The glass from the cabinet feels cool in my hand as I fill it with water from the tap. I drain it in one long pull, staring out the window at the trees losing their leaves. The setting sun paints everything golden, but all I can see is Alexis’s face when she told me about her condition that first time, the vulnerability in her eyes, the way she braced for rejection.

Did she see this article? Of course she did. Someone would have told her, shown her, unable to resist being the bearer of bad news. How long did she have to live with people knowing these intimate details about her? Is this why she left New York?

The parallel hits me like cold water. We were both driven out of the city by words on a screen. Her review of Street Cucina became the catalyst for my downfall, though she was just doing her job, reporting what she experienced. But Miles—he knew damn well what he was doing. He wanted to hurt her.

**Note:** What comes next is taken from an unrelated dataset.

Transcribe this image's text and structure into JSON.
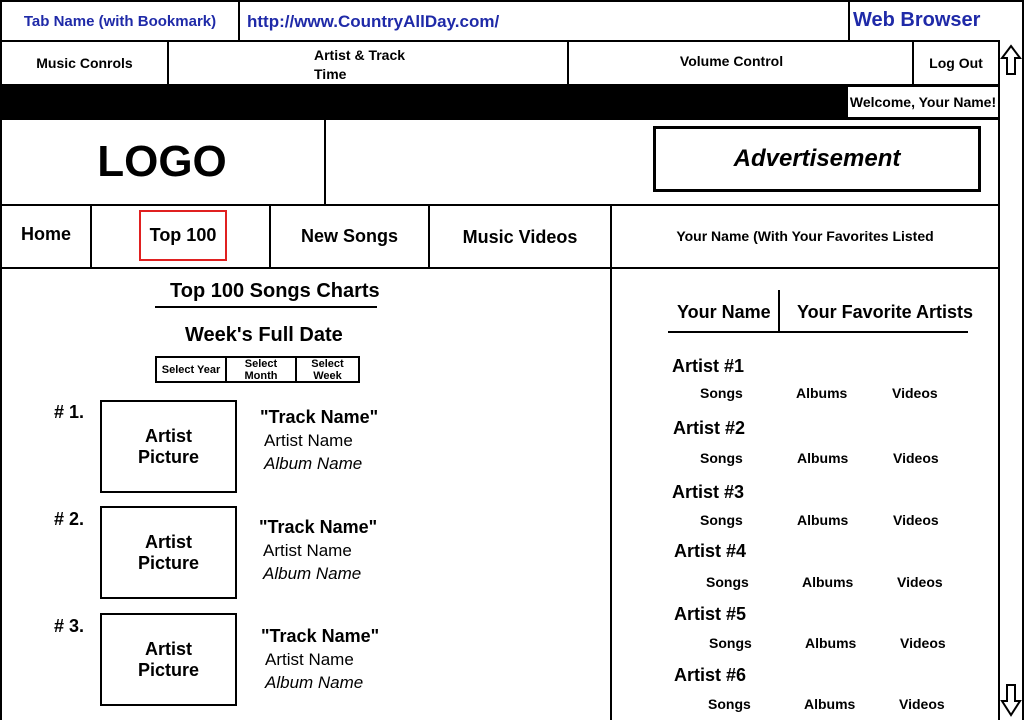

I set the empty glass on the counter, my grip so tight my knuckles have gone white. The urge to call Alexis, to tell her I know, that I understand, wars with the certainty that I can’t. This isn’t my secret to acknowledge. She chose not to tell me about Miles’s article, and I have to respect that. If she wants me to know, she’ll tell me when she’s ready.

But keeping this to myself feels like swallowing glass. Every time she mentions feeling judged for her condition, I’ll know there’s this deeper wound she’s not talking about. Every time we’re intimate and she apologizes for what she can’t do, I’ll wonder if she’s hearing Miles’s words in her head.

My hands grip the edge of the counter, and I stare at the water droplets still clinging to the inside of the glass. Even if I never say a word about what I’ve discovered, something tells me this article, this painful piece of Alexis’s past, isn’t done with us yet. These things have a way of surfacing when you least expect them, like old wounds that never quite healed right.

The laptop screen has gone dark on the table, the video upload probably complete by now. But I can’t bring myself to move, to check, to continue with the normal evening routine. All I can do is stand here at the sink, holding onto this secret that isn’t mine to hold, worrying about what other shadows from our pasts might be waiting to emerge.

Chapter Twenty-One

Alexis

The shrill blast of my phone cuts through the darkness like a knife through butter. I fumble for the pillow beside me, pressing it hard over my head as if I can suffocate the sound into submission. The ringing stops. Thank God. I sink back into the warmth of my mattress, already drifting back toward the dream I’d been having—something about Noah and freshly baked bread that made my whole house smell like heaven.

The phone explodes to life again.

My eyes snap open. Two calls in a row. The emergency signal.

I lunge across the bed, sheets tangling around my legs like seaweed, nearly sending me face-first onto the floor. My fingers close around the phone just as it threatens to vibrate right off the nightstand. Flick’s name glows on the screen.

“Hey.” My voice comes out rough with sleep. I push tangled hair from my eyes, trying to focus. “What’s up?”

“Hi, I’m at the hospital.” The words tumble out between ragged breaths. “With Devin.”

The fog of sleep evaporates instantly. I bolt upright, my spine straightening like someone’s yanked a string attached to the topof my head. My heart hammers against my ribs. “What’s wrong? What happened?”

“She’s okay—I think. We were supposed to have coffee before she went to work this morning, but she didn’t show up. I went to her house and she was passed out in the living room. She hit her head when she fell.”

My limbs turn to water. I grip the phone tighter, as if it’s the only solid thing in the world. “O—okay. What did the doctors say?”

“Nothing yet. I’m in the waiting room and they’re running tests on her.”

The tremor in Flick’s voice makes my chest tighten. She’s always the steady one, the rock we all lean on. Hearing her this shaken sends ice through my veins.

“Um, okay.” I’m already moving, muscle memory taking over. My free hand grabs yesterday’s jeans from the hamper—they’ll have to do. “I’m on my way there now. Do you need me to bring anything?”